The Planning Commission and people with properties nearby have concerns. The panel has not cast a vote. Over the past year, Wintzer said, the Planning Commission and the City Council have moved apart on the enforcement of City Hall's development rules, which are outlined in a document called the Land Management Code.

He cited the discussions about the cohousing project as an example of an issue that has widened the gap between the two City Hall bodies.

"The City Council is willing to ignore the Land Management Code and neighboring property owners' rights to get affordable housing," he said.

The residences that would be built in the cohousing project would be priced at rates below the market in the neighborhood.

Wintzer, a general contractor with interests in the Iron Horse district, had sought another four-year term on the Planning Commission. His wife, Mary Wintzer, unsuccessfully sought a City Council seat during this year's campaign.

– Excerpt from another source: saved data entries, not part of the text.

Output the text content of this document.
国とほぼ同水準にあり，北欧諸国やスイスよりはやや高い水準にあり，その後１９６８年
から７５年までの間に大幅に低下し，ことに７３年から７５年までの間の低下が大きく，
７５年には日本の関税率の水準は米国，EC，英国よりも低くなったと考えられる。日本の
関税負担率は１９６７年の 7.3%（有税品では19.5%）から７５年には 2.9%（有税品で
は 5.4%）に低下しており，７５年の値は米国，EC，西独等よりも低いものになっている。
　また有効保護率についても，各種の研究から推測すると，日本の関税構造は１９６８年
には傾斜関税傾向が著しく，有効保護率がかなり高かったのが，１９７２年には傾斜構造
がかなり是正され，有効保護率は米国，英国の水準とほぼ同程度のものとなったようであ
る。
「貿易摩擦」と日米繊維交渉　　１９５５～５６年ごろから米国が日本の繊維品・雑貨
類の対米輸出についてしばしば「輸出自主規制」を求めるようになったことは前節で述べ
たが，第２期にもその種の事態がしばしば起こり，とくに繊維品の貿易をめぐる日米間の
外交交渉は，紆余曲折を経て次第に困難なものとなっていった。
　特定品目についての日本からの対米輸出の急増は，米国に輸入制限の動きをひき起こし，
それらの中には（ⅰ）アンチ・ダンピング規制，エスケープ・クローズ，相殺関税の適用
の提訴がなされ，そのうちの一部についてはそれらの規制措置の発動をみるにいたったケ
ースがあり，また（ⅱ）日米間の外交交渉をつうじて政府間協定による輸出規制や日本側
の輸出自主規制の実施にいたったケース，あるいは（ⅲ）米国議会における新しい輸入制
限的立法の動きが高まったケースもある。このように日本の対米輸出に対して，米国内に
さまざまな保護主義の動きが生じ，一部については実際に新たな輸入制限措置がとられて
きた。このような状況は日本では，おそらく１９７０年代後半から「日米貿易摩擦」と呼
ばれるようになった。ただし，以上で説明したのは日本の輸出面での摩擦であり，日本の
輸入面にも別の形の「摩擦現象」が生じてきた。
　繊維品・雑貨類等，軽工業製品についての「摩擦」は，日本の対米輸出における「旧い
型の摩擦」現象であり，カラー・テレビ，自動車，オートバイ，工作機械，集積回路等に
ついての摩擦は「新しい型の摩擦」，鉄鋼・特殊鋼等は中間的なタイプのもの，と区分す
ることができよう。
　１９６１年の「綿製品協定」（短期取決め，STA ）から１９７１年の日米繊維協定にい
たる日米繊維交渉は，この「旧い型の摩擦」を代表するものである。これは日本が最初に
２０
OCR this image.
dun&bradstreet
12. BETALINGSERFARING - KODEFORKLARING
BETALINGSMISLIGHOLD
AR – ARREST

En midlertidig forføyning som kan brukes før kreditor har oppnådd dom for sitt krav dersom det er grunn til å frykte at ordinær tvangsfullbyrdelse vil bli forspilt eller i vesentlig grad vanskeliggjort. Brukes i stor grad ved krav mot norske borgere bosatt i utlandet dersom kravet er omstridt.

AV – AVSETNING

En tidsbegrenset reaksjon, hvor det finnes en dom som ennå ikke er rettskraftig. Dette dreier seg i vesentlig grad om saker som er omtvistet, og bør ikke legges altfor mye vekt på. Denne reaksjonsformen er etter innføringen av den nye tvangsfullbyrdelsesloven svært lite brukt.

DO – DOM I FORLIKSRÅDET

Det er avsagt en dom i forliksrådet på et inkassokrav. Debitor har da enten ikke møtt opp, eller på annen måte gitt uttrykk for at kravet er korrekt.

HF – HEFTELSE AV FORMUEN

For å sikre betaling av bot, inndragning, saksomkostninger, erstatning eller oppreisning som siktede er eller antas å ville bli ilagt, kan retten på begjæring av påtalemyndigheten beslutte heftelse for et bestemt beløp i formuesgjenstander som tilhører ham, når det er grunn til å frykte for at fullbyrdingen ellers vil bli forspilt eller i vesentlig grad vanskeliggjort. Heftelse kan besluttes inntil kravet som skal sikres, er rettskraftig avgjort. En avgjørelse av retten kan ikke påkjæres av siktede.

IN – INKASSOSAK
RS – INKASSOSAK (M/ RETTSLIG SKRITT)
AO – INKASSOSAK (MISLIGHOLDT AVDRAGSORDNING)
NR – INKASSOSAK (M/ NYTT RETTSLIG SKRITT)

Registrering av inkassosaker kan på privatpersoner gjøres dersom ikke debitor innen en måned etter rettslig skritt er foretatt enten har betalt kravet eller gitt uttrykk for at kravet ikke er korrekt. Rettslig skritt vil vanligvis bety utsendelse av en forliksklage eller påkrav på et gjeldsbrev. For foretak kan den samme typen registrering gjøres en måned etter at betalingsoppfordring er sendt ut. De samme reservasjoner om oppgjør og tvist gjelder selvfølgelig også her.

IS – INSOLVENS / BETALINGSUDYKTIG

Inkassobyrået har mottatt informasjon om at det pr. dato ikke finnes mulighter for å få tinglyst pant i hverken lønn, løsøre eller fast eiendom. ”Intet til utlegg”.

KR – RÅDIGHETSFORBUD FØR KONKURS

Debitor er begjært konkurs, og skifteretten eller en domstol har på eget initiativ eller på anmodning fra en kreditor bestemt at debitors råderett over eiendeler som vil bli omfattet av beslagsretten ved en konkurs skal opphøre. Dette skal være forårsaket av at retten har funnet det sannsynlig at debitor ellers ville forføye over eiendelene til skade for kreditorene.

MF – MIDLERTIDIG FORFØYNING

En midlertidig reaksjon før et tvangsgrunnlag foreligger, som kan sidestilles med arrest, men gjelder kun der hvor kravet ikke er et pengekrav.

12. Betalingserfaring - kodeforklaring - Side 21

Wintzer said elected officials told him he had missed too many Planning Commission meetings over the past year as they explained the decision not to reappoint him. He said he suspects the decision was not based on the missed meetings and he could only "speculate" why he was not reappointed.

Wintzer is pleased with his service on the Planning Commission, saying that the panel's performance improved each year he was a member. He is happy with the team-building efforts between the Planning Commission and City Hall staffers. Wintzer said the Planning Commission did its best to protect Old Town.

"I think the Planning Commission was moving exactly like the community wanted," he said.

The Planning Commission terms of Wintzer and two others had been extended until the end of the year to allow them to continue to work on the redo of City Hall's General Plan, an overarching document that guides growth. One of others whose term was extended, Brooke Hontz, was also not reappointed.

The City Council named Preston Campbell, Steve Joyce and John Phillips to the Planning Commission. Two will replace Wintzer and Hontz while the other will serve as the replacement for Mayor-elect Jack Thomas, who will leave the Planning Commission for Park City's highest office.

Thomas campaigned on a platform that was heavy on his background as a Planning Commissioner and his vision for City Hall's development processes. Wintzer said Thomas will not be in as strong a position as he takes office as a result of the appointments to the Planning Commission.

"I think you weaken Jack by doing this," Wintzer said.

Mayor Dana Williams was involved in the talks about the appointments, but he does not hold a vote unless it is needed to break a tie. He declined to discuss details about the decision but said the interview process between the elected officials and the field of Planning Commission candidates was more thorough than any other during his 12 years in office.

The Park Record was unable to contact Hontz.